Les villes désertes furent désertées avant le virus, avalées par la broyeuse à fric des Wall Mart, des Amazon, des Carrefours, des Leclerc, des Vinci, des Google, des Netflix, etc. Réhabitons d'abord nos chez nous à partir de chez nous puis dans la grande décontamination, nos espaces, nos lieux d'accueils. Les souffrances des êtres ne sont pas acceptables, même à distance. Nos refuges temporaires peuvent être autant de préludes à nos défenses véritables contre l'injustice comme norme acceptée, contre les méthodes de gouvernement pour entretenir cette "évidence", contre une forme d'information (de communication dira-t-on aujourd'hui) qui laisse une place de peau de chagrin à ce qu'on a véritablement à dire.

Joe Biden, autre incurable, candidat à l'investiture démocrate pour les élections américaines, parle de Donald Trump comme d'un accident vite effacé lors d'une élection dont le but serait le retour à la normale (la normale des guerres indiennes, de la ségrégation, du Vietnam, des violences policières ?). Les palissades de l'oppression se dresseront encore, mais dans la conscience que le relief de nos vies vaut mieux que la platitude des écrans, nous devrons défaire avec force, vivre et inventer pour diminuer l'impact de tous les virus.
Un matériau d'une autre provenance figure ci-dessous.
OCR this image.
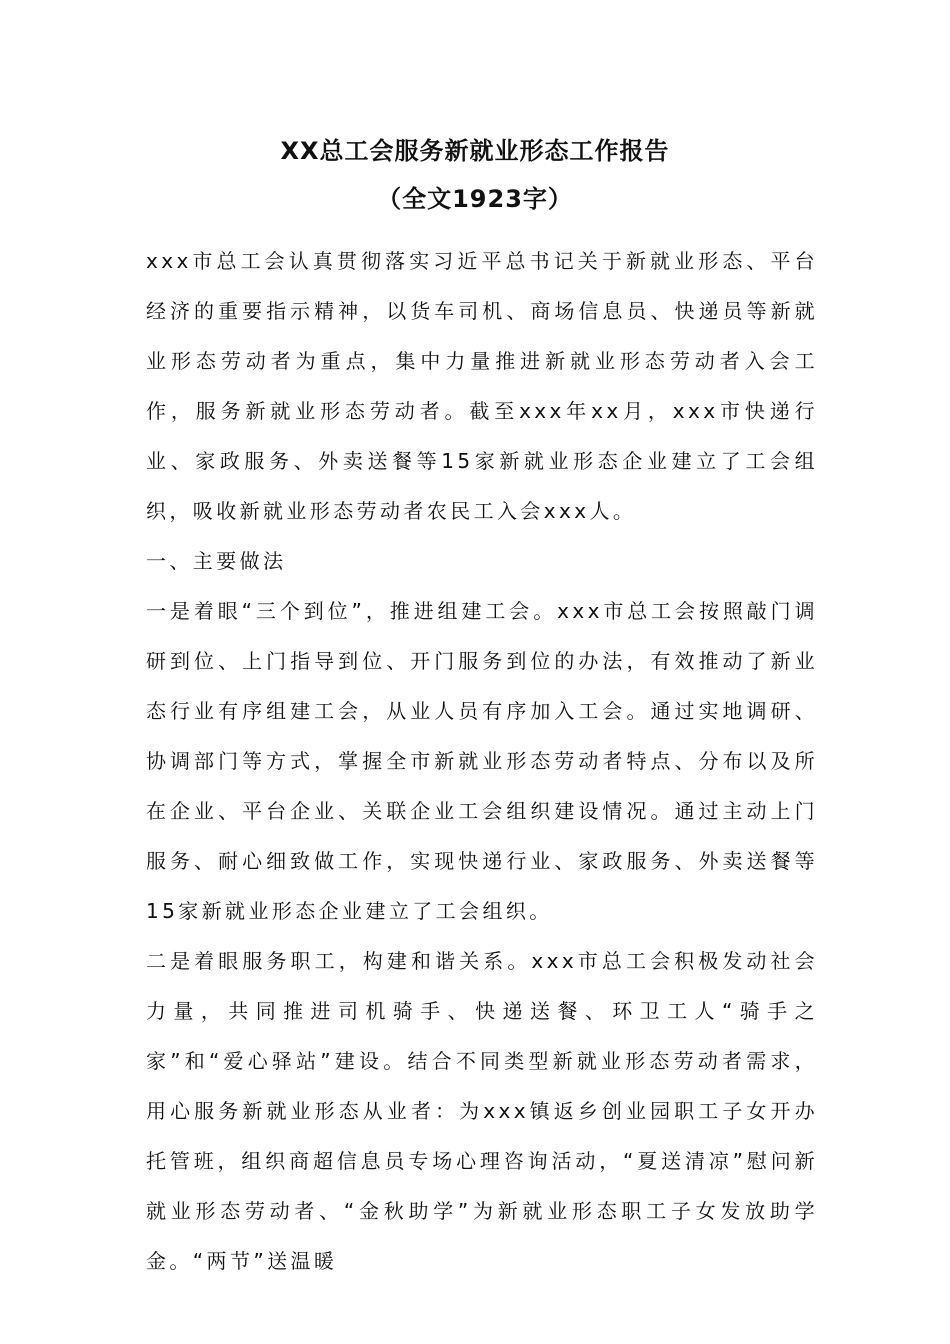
XX总工会服务新就业形态工作报告
（全文1923字）

xxx市总工会认真贯彻落实习近平总书记关于新就业形态、平台经济的重要指示精神，以货车司机、商场信息员、快递员等新就业形态劳动者为重点，集中力量推进新就业形态劳动者入会工作，服务新就业形态劳动者。截至xxx年xx月，xxx市快递行业、家政服务、外卖送餐等15家新就业形态企业建立了工会组织，吸收新就业形态劳动者农民工入会xxx人。

一、主要做法

一是着眼“三个到位”，推进组建工会。xxx市总工会按照敲门调研到位、上门指导到位、开门服务到位的办法，有效推动了新业态行业有序组建工会，从业人员有序加入工会。通过实地调研、协调部门等方式，掌握全市新就业形态劳动者特点、分布以及所在企业、平台企业、关联企业工会组织建设情况。通过主动上门服务、耐心细致做工作，实现快递行业、家政服务、外卖送餐等15家新就业形态企业建立了工会组织。

二是着眼服务职工，构建和谐关系。xxx市总工会积极发动社会力量，共同推进司机骑手、快递送餐、环卫工人“骑手之家”和“爱心驿站”建设。结合不同类型新就业形态劳动者需求，用心服务新就业形态从业者：为xxx镇返乡创业园职工子女开办托管班，组织商超信息员专场心理咨询活动，“夏送清凉”慰问新就业形态劳动者、“金秋助学”为新就业形态职工子女发放助学金。“两节”送温暖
Après la grande grève ? Le retour à la normale serait une autre peste. Il nous reste le choix vivant de notre simple humanité à l'improviste, c'est beaucoup.



4 commentaires:

martine a dit…

Magnifique !
Ce texte m'est arrivé sans internet, sans ordinateur, sans être en ligne.
Ai entendu les mots comme des tam-tams, vu les signaux de fumée au-dessus des toits. Merci.

nato (en minuscules) a dit…

"Tu emprunteras encore un peu les routes avant d'accéder aux chemins"
Attribué à Lao Tseu

Jason a dit…

Bravo pour "notre simple humanité à l'improviste," c'est l'essentiel. Merci, Jean.

Margaux Rodrigues a dit…

Magnifique, et tellement vrai...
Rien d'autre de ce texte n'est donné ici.